In case of high fever, it is recommended to take a dose of paracetamol every 4-6 hours. For adults, the maximum recommended daily dose of paracetamol is 3,000 mg.
Prolonged and excessive use of acetaminophen can be toxic and cause liver damage. If you are taking paracetamol, you should not combine it with alcohol.
You should try ibuprofen instead. Ibuprofen is also a good antipyretic – according to some studies, it’s even more effective than acetaminophen at reducing fever in children 2 to 12 years of age. However, the biggest problem is that its use is not recommended for children under 2 years (especially not for infants under 6 months) due to possible side effects. Ibuprofen is also an excellent anti-inflammatory drug (unlike acetaminophen, which can be useful if your child has muscle/joint pain in addition to a fever.

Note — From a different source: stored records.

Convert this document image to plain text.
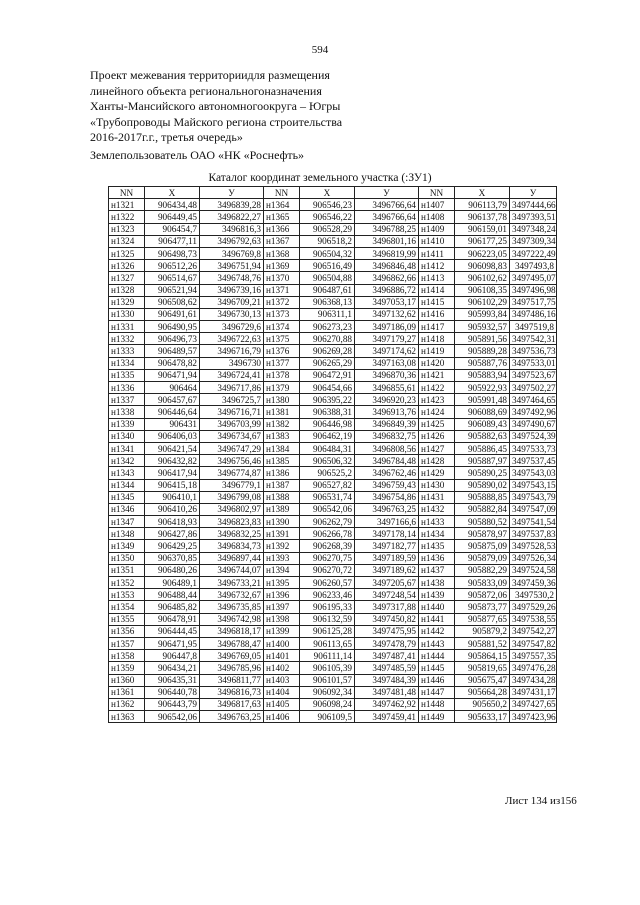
594
Проект межевания территориидля размещения
линейного объекта региональногоназначения
Ханты-Мансийского автономногоокруга – Югры
«Трубопроводы Майского региона строительства
2016-2017г.г., третья очередь»
Землепользователь ОАО «НК «Роснефть»
Каталог координат земельного участка (:ЗУ1)
NN	X	У	NN	X	У	NN	X	У
н1321	906434,48	3496839,28	н1364	906546,23	3496766,64	н1407	906113,79	3497444,66
н1322	906449,45	3496822,27	н1365	906546,22	3496766,64	н1408	906137,78	3497393,51
н1323	906454,7	3496816,3	н1366	906528,29	3496788,25	н1409	906159,01	3497348,24
н1324	906477,11	3496792,63	н1367	906518,2	3496801,16	н1410	906177,25	3497309,34
н1325	906498,73	3496769,8	н1368	906504,32	3496819,99	н1411	906223,05	3497222,49
н1326	906512,26	3496751,94	н1369	906516,49	3496846,48	н1412	906098,83	3497493,8
н1327	906514,67	3496748,76	н1370	906504,88	3496862,66	н1413	906102,62	3497495,07
н1328	906521,94	3496739,16	н1371	906487,61	3496886,72	н1414	906108,35	3497496,98
н1329	906508,62	3496709,21	н1372	906368,13	3497053,17	н1415	906102,29	3497517,75
н1330	906491,61	3496730,13	н1373	906311,1	3497132,62	н1416	905993,84	3497486,16
н1331	906490,95	3496729,6	н1374	906273,23	3497186,09	н1417	905932,57	3497519,8
н1332	906496,73	3496722,63	н1375	906270,88	3497179,27	н1418	905891,56	3497542,31
н1333	906489,57	3496716,79	н1376	906269,28	3497174,62	н1419	905889,28	3497536,73
н1334	906478,82	3496730	н1377	906265,29	3497163,08	н1420	905887,76	3497533,01
н1335	906471,94	3496724,41	н1378	906472,91	3496870,36	н1421	905883,94	3497523,67
н1336	906464	3496717,86	н1379	906454,66	3496855,61	н1422	905922,93	3497502,27
н1337	906457,67	3496725,7	н1380	906395,22	3496920,23	н1423	905991,48	3497464,65
н1338	906446,64	3496716,71	н1381	906388,31	3496913,76	н1424	906088,69	3497492,96
н1339	906431	3496703,99	н1382	906446,98	3496849,39	н1425	906089,43	3497490,67
н1340	906406,03	3496734,67	н1383	906462,19	3496832,75	н1426	905882,63	3497524,39
н1341	906421,54	3496747,29	н1384	906484,31	3496808,56	н1427	905886,45	3497533,73
н1342	906432,82	3496756,46	н1385	906506,32	3496784,48	н1428	905887,97	3497537,45
н1343	906417,94	3496774,87	н1386	906525,2	3496762,46	н1429	905890,25	3497543,03
н1344	906415,18	3496779,1	н1387	906527,82	3496759,43	н1430	905890,02	3497543,15
н1345	906410,1	3496799,08	н1388	906531,74	3496754,86	н1431	905888,85	3497543,79
н1346	906410,26	3496802,97	н1389	906542,06	3496763,25	н1432	905882,84	3497547,09
н1347	906418,93	3496823,83	н1390	906262,79	3497166,6	н1433	905880,52	3497541,54
н1348	906427,86	3496832,25	н1391	906266,78	3497178,14	н1434	905878,97	3497537,83
н1349	906429,25	3496834,73	н1392	906268,39	3497182,77	н1435	905875,09	3497528,53
н1350	906370,85	3496897,44	н1393	906270,75	3497189,59	н1436	905879,09	3497526,34
н1351	906480,26	3496744,07	н1394	906270,72	3497189,62	н1437	905882,29	3497524,58
н1352	906489,1	3496733,21	н1395	906260,57	3497205,67	н1438	905833,09	3497459,36
н1353	906488,44	3496732,67	н1396	906233,46	3497248,54	н1439	905872,06	3497530,2
н1354	906485,82	3496735,85	н1397	906195,33	3497317,88	н1440	905873,77	3497529,26
н1355	906478,91	3496742,98	н1398	906132,59	3497450,82	н1441	905877,65	3497538,55
н1356	906444,45	3496818,17	н1399	906125,28	3497475,95	н1442	905879,2	3497542,27
н1357	906471,95	3496788,47	н1400	906113,65	3497478,79	н1443	905881,52	3497547,82
н1358	906447,8	3496769,05	н1401	906111,14	3497487,41	н1444	905864,15	3497557,35
н1359	906434,21	3496785,96	н1402	906105,39	3497485,59	н1445	905819,65	3497476,28
н1360	906435,31	3496811,77	н1403	906101,57	3497484,39	н1446	905675,47	3497434,28
н1361	906440,78	3496816,73	н1404	906092,34	3497481,48	н1447	905664,28	3497431,17
н1362	906443,79	3496817,63	н1405	906098,24	3497462,92	н1448	905650,2	3497427,65
н1363	906542,06	3496763,25	н1406	906109,5	3497459,41	н1449	905633,17	3497423,96
Лист 134 из156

Adults can take between 400 and 600 mg every 6 hours to reduce high fever. The dose in children is usually half, but the dose also depends on the child’s weight and other health factors, so it’s best to talk to your doctor about dosing for children.
Excessive or prolonged use of ibuprofen can affect the stomach and kidneys, so you should always take this medication with food. Heartburn and kidney failure are the most serious side effects of this drug. Alcohol should also not be taken at the same time as ibuprofen.
Be careful with aspirin. Aspirin is a good anti-inflammatory drug as well as an excellent antipyretic and is very effective in treating high fever in adults. However, aspirin is more toxic than acetaminophen and ibuprofen, especially for children. Therefore, it should not be used in children and adolescents to reduce fever or treat other problems, especially if you have recovered from a viral infection such as chickenpox or the flu – this is linked to Reye’s syndrome, allergic reactions to persistent vomiting, confusion and liver cause brain failure and damage.
Aspirin is one of the main causes of gastric mucosal irritation and a cause of peptic ulcers because it is one of the most commonly used drugs, especially in the US and Canada. Therefore, always take aspirin after meals.
The maximum daily dose of aspirin in adults is 4,000 mg. If you exceed this dose, you run the risk of stomach irritation, ringing in the ears, dizziness, and blurred vision.